J Prev Alzheimers Dis. 2023
https://doi.org/10.14283/jpad.2023.83
Abstract
Background
Plasma p217+tau has shown high concordance with cerebrospinal fluid (CSF) and positron emission tomography (PET) measures of amyloid-β (Aβ) and tau in Alzheimer’s Disease (AD). However, its association with longitudinal cognition and comparative performance to PET Aβ and tau in predicting cognitive decline are unknown.
Objectives
To evaluate whether p217+tau can predict the rate of cognitive decline observed over two-year average follow-up and compare this to prediction based on Aβ (18F-NAV4694) and tau (18F-MK6240) PET. We also explored the sample size required to detect a 30% slowing in cognitive decline in a 2-year trial and selection test cost using p217+tau (pT+) as compared to PET Aβ (A+) and tau (T+) with and without p217+tau pre-screening.
Design
A prospective observational cohort study.
Setting
Participants of the Australian Imaging, Biomarker & Lifestyle Flagship Study of Ageing (AIBL) and Australian Dementia Network (ADNeT).
Participants
153 cognitively unimpaired (CU) and 50 cognitively impaired (CI) individuals.
Measurements
Baseline p217+tau Simoa® assay 18F-MK6240 tau-PET and 18F-NAV4694 Aβ-PET with neuropsychological follow-up (MMSE, CDR-SB, AIBL-PACC) over 2.4 ± 0.8 years.
Results
In CI, p217+tau was a significant predictor of change in MMSE (β = −0.55, p < 0.001) and CDR-SB (β =0.61, p < 0.001) with an effect size similar to Aβ Centiloid (MMSE β = −0.48, p = 0.002; CDR-SB β = 0.43, p = 0.004) and meta-temporal (MetaT) tau SUVR (MMSE: β = −0.62, p < 0.001; CDR-SB: β = 0.65, p < 0.001).
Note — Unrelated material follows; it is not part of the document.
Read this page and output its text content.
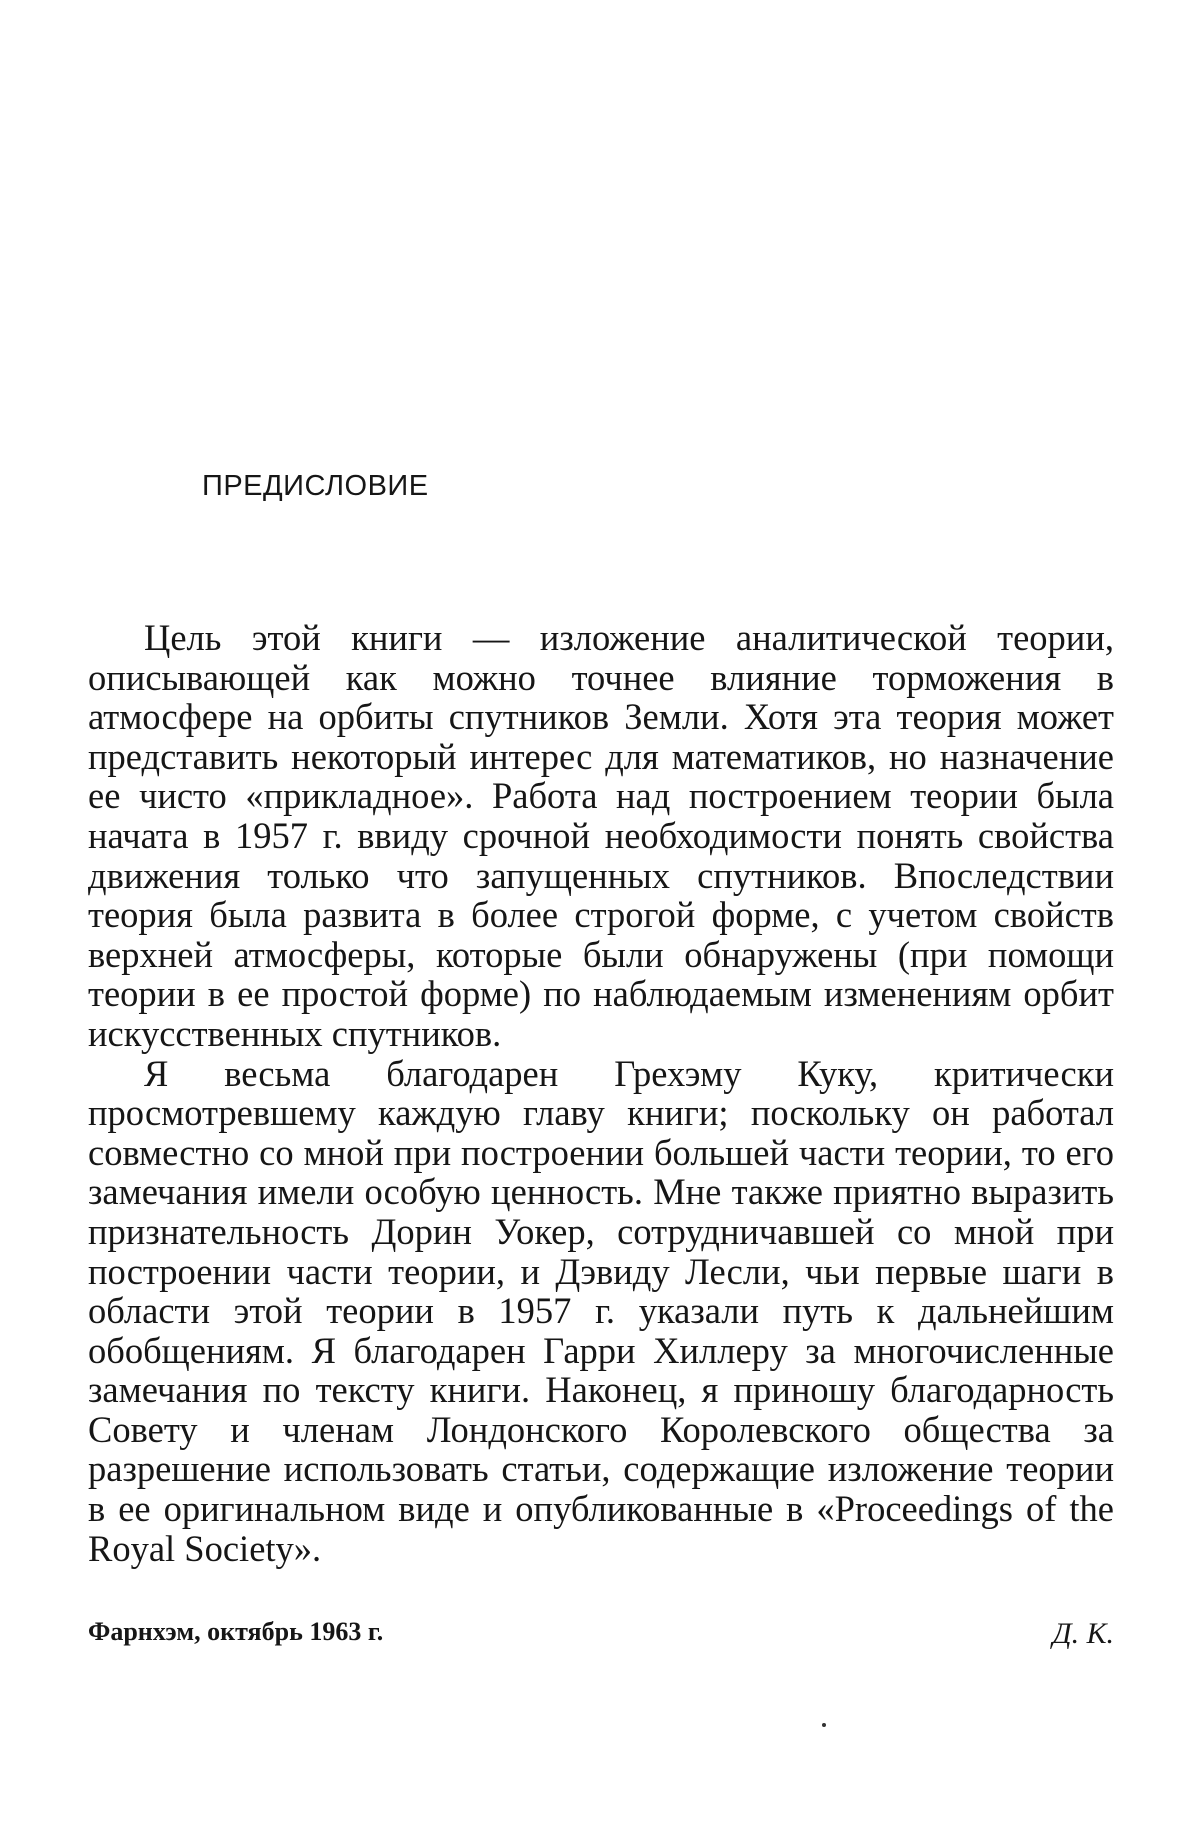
ПРЕДИСЛОВИЕ

Цель этой книги — изложение аналитической теории, описывающей как можно точнее влияние торможения в атмосфере на орбиты спутников Земли. Хотя эта теория может представить некоторый интерес для математиков, но назначение ее чисто «прикладное». Работа над построением теории была начата в 1957 г. ввиду срочной необходимости понять свойства движения только что запущенных спутников. Впоследствии теория была развита в более строгой форме, с учетом свойств верхней атмосферы, которые были обнаружены (при помощи теории в ее простой форме) по наблюдаемым изменениям орбит искусственных спутников.

Я весьма благодарен Грехэму Куку, критически просмотревшему каждую главу книги; поскольку он работал совместно со мной при построении большей части теории, то его замечания имели особую ценность. Мне также приятно выразить признательность Дорин Уокер, сотрудничавшей со мной при построении части теории, и Дэвиду Лесли, чьи первые шаги в области этой теории в 1957 г. указали путь к дальнейшим обобщениям. Я благодарен Гарри Хиллеру за многочисленные замечания по тексту книги. Наконец, я приношу благодарность Совету и членам Лондонского Королевского общества за разрешение использовать статьи, содержащие изложение теории в ее оригинальном виде и опубликованные в «Proceedings of the Royal Society».

Фарнхэм, октябрь 1963 г.	Д. К.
In CU, only MetaT tau SUVR was significantly associated with change in AIBL-PACC (β = −0.22, p = 0.008). Screening pT+ CI participants into a trial could lead to 24% reduction in sample size compared to screening with PET for A+ and 6–13% compared to screening with PET for T+ (different regions). This would translate to an 81–83% biomarker test cost-saving assuming the p217+tau test cost one-fifth of a PET scan. In a trial requiring PET A+ or T+, p217+tau pre-screening followed by PET in those who were pT+ would cost more in the CI group, compared to 26–38% biomarker test cost-saving in the CU.
Conclusions
Substantial cost reduction can be achieved using p217+tau alone to select participants with MCI or mild dementia for a clinical trial designed to slow cognitive decline over two years, compared to participant selection by PET. In pre-clinical AD trials, p217+tau provides significant cost-saving if used as a pre-screening measure for PET A+ or T+ but in MCI/mild dementia trials this may add to cost both in testing and in the increased number of participants needed for testing.